Старуха снова икнула, уловила мерцающий взгляд мужа; притихла, съежилась. Поняла: говорить брату о стариковых чудачествах не следует ни под каким видом, иначе дело будет совсем плохо.

Петро, быстренько смекнув, что в отношениях между супругами не все ладно, нахмурился:

— Что, не рады мне? Ничо-ничо, я ненадолго — на совещание, буквально, приехал, дак и ночевать не стану, поди, уеду вечером на попутной, всего и делов-то.

— Да! Так я тебя и отпустил! — сказал Мазунин. — Не обижай, Петро. А на нас не гляди. Ругается, вишь, — кивнул он на бабку. — Перебрал я вчера маненько.

— Ну, понятно тогда, — повеселел шурин. — Тебя не оправдаю, а сестре скажу: ты, Клав, уж не строжись больно. Много ли нам, старикам, надо — душу повеселить? В молодости его, зелья-то, бояться — это правда, что говорить. А теперь подумаешь иной раз — жизнь-то прошла! — да и опрокинешь с горя стопку-другую, веселее как-то.

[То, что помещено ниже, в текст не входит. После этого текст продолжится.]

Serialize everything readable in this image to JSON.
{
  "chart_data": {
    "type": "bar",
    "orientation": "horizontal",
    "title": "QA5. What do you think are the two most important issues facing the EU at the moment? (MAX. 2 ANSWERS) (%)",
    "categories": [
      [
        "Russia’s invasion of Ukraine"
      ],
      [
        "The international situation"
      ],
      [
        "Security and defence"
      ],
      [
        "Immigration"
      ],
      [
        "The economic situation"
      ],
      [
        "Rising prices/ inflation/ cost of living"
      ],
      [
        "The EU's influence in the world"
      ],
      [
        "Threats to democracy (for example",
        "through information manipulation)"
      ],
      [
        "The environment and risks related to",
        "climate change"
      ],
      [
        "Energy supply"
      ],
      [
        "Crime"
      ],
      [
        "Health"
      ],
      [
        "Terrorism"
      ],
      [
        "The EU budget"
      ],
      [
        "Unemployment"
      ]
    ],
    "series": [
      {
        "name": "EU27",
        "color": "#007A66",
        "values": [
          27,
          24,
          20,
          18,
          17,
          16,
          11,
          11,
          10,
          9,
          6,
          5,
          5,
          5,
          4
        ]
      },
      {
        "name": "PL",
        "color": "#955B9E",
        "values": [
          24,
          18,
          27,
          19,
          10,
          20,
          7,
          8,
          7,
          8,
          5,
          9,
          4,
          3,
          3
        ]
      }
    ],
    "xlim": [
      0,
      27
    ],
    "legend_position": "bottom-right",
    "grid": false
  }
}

— Я вот что и говорю, — глядя в сторону, промолвил Мазунин.

Вечером пировали. Широко, весело: Петра любили, и вся семья собралась за столом. Мужики — сам Степан Игнатьич, зять Володька да пристроившийся с краю Юрка вели до поры до времени тихие разговоры про урожай и политику. Когда было полностью накрыто и за стол сели женщины, Петро наполнил шесть рюмок. Мазунин покосился, но промолчал.

— Ну, со встречей! — поднялся Петро.

Чокнувшись, выпили. Мужики залпом, женщины степенно цедили. Робко понес свою рюмку и Юрка, но вздрогнул и чуть не выронил, услыхав яростный шепот отца:

— Поставь на место!

Юрка поставил рюмку, губы его мелко-мелко задрожали, он скуксился и выскочил из горницы.

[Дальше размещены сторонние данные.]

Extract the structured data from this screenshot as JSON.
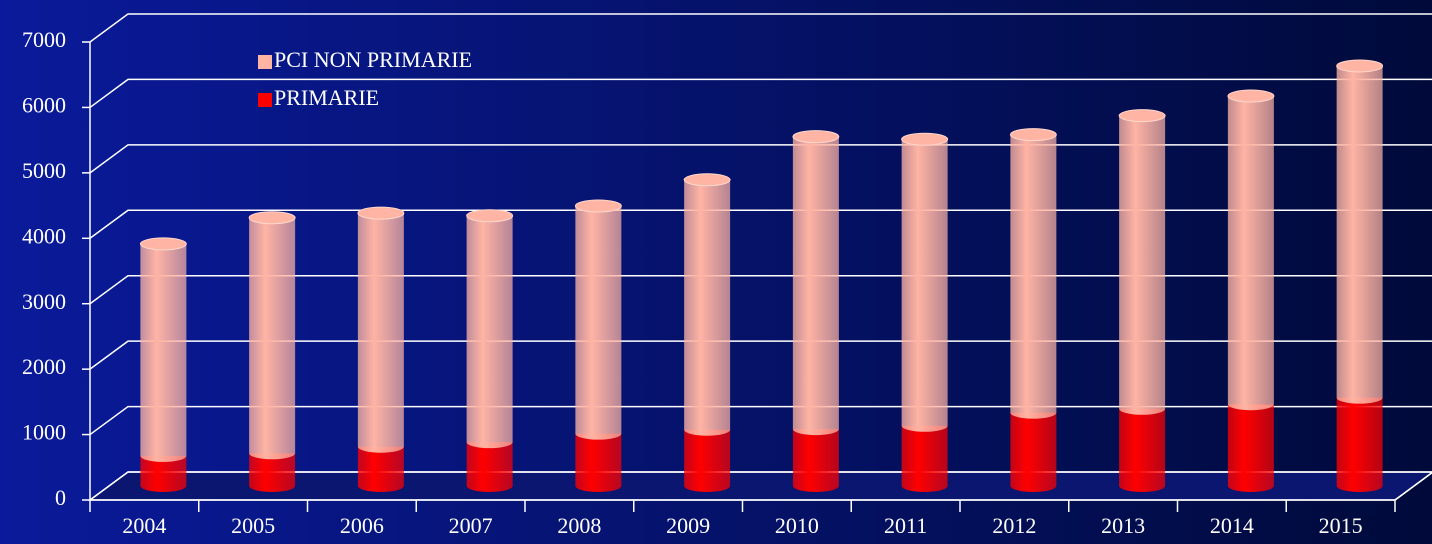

— Бабай ты неладной, — укоризненно глянул на Мазунина старик.

— Ничо. Молод еще пить-то! — ответствовал тот.

— Да ведь он сын твой, дурной ты! — начал заводиться шурин. — Неуж ты думаешь, что он тут затем сел, чтобы пьяным стать? Я на него глянул: сидит тихохонько, буквально, как мышь, слушает всю нашу чепуховину. Выходит, интересные мы ему чем-то — есть, значит, такая суть, которая к нему только от нас может перейти, а больше ни от кого. Так и бывает: при жизни-то сторожимся мы с ними, ничего они о нас не знают, а помрем — и думы о своей сути не оставим. Ведь там что? Пустота, мрак…

— Молод еще пить! — сказал старик. — Я вон первую рюмку в двадцать четыре года выпил.

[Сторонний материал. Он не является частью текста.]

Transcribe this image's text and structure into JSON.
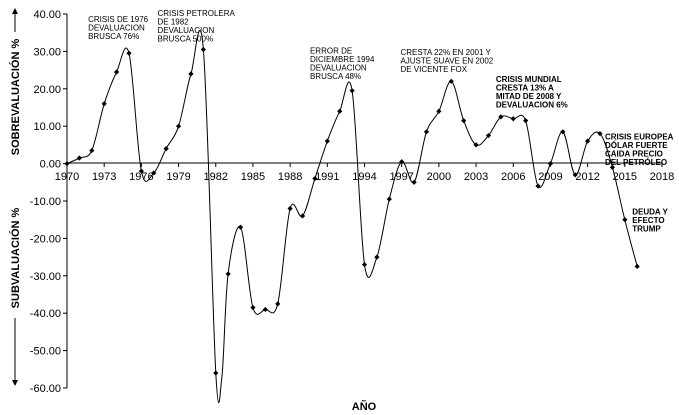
{
  "chart_data": {
    "type": "line",
    "xlabel": "AÑO",
    "ylabel_top": "SOBREVALUACIÓN %",
    "ylabel_bottom": "SUBVALUACIÓN %",
    "xlim": [
      1970,
      2018
    ],
    "ylim": [
      -60,
      40
    ],
    "x_ticks": [
      "1970",
      "1973",
      "1976",
      "1979",
      "1982",
      "1985",
      "1988",
      "1991",
      "1994",
      "1997",
      "2000",
      "2003",
      "2006",
      "2009",
      "2012",
      "2015",
      "2018"
    ],
    "y_ticks": [
      "40.00",
      "30.00",
      "20.00",
      "10.00",
      "0.00",
      "-10.00",
      "-20.00",
      "-30.00",
      "-40.00",
      "-50.00",
      "-60.00"
    ],
    "grid": false,
    "legend": "none",
    "series": [
      {
        "x": [
          1970,
          1971,
          1972,
          1973,
          1974,
          1975,
          1976,
          1977,
          1978,
          1979,
          1980,
          1981,
          1982,
          1982.5,
          1983,
          1984,
          1985,
          1986,
          1987,
          1988,
          1989,
          1990,
          1991,
          1992,
          1993,
          1994,
          1995,
          1996,
          1997,
          1998,
          1999,
          2000,
          2001,
          2002,
          2003,
          2004,
          2005,
          2006,
          2007,
          2008,
          2009,
          2010,
          2011,
          2012,
          2013,
          2014,
          2015,
          2016
        ],
        "y": [
          0,
          1.5,
          3.5,
          16,
          24.5,
          29.5,
          -2,
          -2.5,
          4,
          10,
          24,
          30.5,
          -56,
          -57,
          -29.5,
          -17,
          -38.5,
          -39,
          -37.5,
          -12,
          -14,
          -4,
          6,
          14,
          19.5,
          -27,
          -25,
          -9.5,
          0.5,
          -5,
          8.5,
          14,
          22,
          11.5,
          5,
          7.5,
          12.5,
          12,
          11.5,
          -6,
          0,
          8.5,
          -3,
          6,
          8,
          -1,
          -15,
          -27.5
        ]
      }
    ],
    "annotations": [
      {
        "lines": [
          "CRISIS DE 1976",
          "DEVALUACION",
          "BRUSCA 76%"
        ],
        "bold": false,
        "x": 1971.7,
        "y": 37.8
      },
      {
        "lines": [
          "CRISIS PETROLERA",
          "DE 1982",
          "DEVALUACION",
          "BRUSCA 500%"
        ],
        "bold": false,
        "x": 1977.3,
        "y": 39.4
      },
      {
        "lines": [
          "ERROR DE",
          "DICIEMBRE 1994",
          "DEVALUACION",
          "BRUSCA 48%"
        ],
        "bold": false,
        "x": 1989.6,
        "y": 29.4
      },
      {
        "lines": [
          "CRESTA 22% EN 2001 Y",
          "AJUSTE SUAVE EN 2002",
          "DE VICENTE  FOX"
        ],
        "bold": false,
        "x": 1996.9,
        "y": 29.0
      },
      {
        "lines": [
          "CRISIS MUNDIAL",
          "CRESTA 13%  A",
          "MITAD DE 2008  Y",
          "DEVALUACION 6%"
        ],
        "bold": true,
        "x": 2004.6,
        "y": 21.8
      },
      {
        "lines": [
          "CRISIS EUROPEA",
          "DÓLAR FUERTE",
          "CAIDA PRECIO",
          "DEL PETRÓLEO"
        ],
        "bold": true,
        "x": 2013.4,
        "y": 6.4
      },
      {
        "lines": [
          "DEUDA Y",
          "EFECTO",
          "TRUMP"
        ],
        "bold": true,
        "x": 2015.6,
        "y": -13.6
      }
    ]
  }
}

— А! Говорить тут с тобой! — махнул рукой Петро и позвал: — Ю-ур! Иди давай сюда, милок!

Пришел Юрка, сел на стул, отчужденно глядя в угол. Когда налили по второй, он свою только чуть-чуть пригубил, пугливо озираясь на отца. Выпив третью рюмку, Мазунин потерял сына из поля зрения: отвлекся, начал рассказывать, как они с Клавдией носили мох из лесу, когда строили избу, как пришли первый раз вдвоем в новый дом — поставили самовар, пили чай.

— и сидим это мы за столом: тут я, а тут, — он указал напротив себя, — она. Чай пьем, значит. А посуды-то — кружка да чашка малированные. Сперва она попьет, потом я, потом снова она. Смех, ей-Богу! Молчим, надуматься не можем: все свое — и пол, и крыша, и табуретки.

Воспоминания были прерваны выходкой зятя Володьки. Он смирно сидел за столом, перев на руку голову, — как вдруг встрепенулся, стукнул кулаком по столу, — м — мощный бас его зарокотал, всхлипывая и срываясь:

— Н-ни-каг-да я не был на Бас-форе,
Ты меня не спрра-шивай о нем,
Я в тво=их глазах увидел море,
Пал-лыхающее галл-лубым огнем…

— Ох, — заволновалась Людка. — Началося. Замолчи счас жо, идол!

— Отстань! — Он взмахнул рукой:

— Не х-ходил в Багдад я с караваном,
Н-не возил я ш-шелк туда и хну.
Накло-нись своим кр-расивым станом,
На коленях дай мне отдохнуть!

— Страмец ты! — суетились Людка с матерью. — людей хоть постыдитесь. Ох, беда-то какая! Вы уж нас извиняйте.

— Это ничего! — успокаивал их Петро. — Это — стихи, бабы, ничего страшного. Читай, Володя, милок.

— Задуши в душе тоску тальянки,

задыхался Володька, -

Н-напои дыханьем свежих чар.
Чтобы я о дальней северянке
Не вздыхал, не думал, не скучал…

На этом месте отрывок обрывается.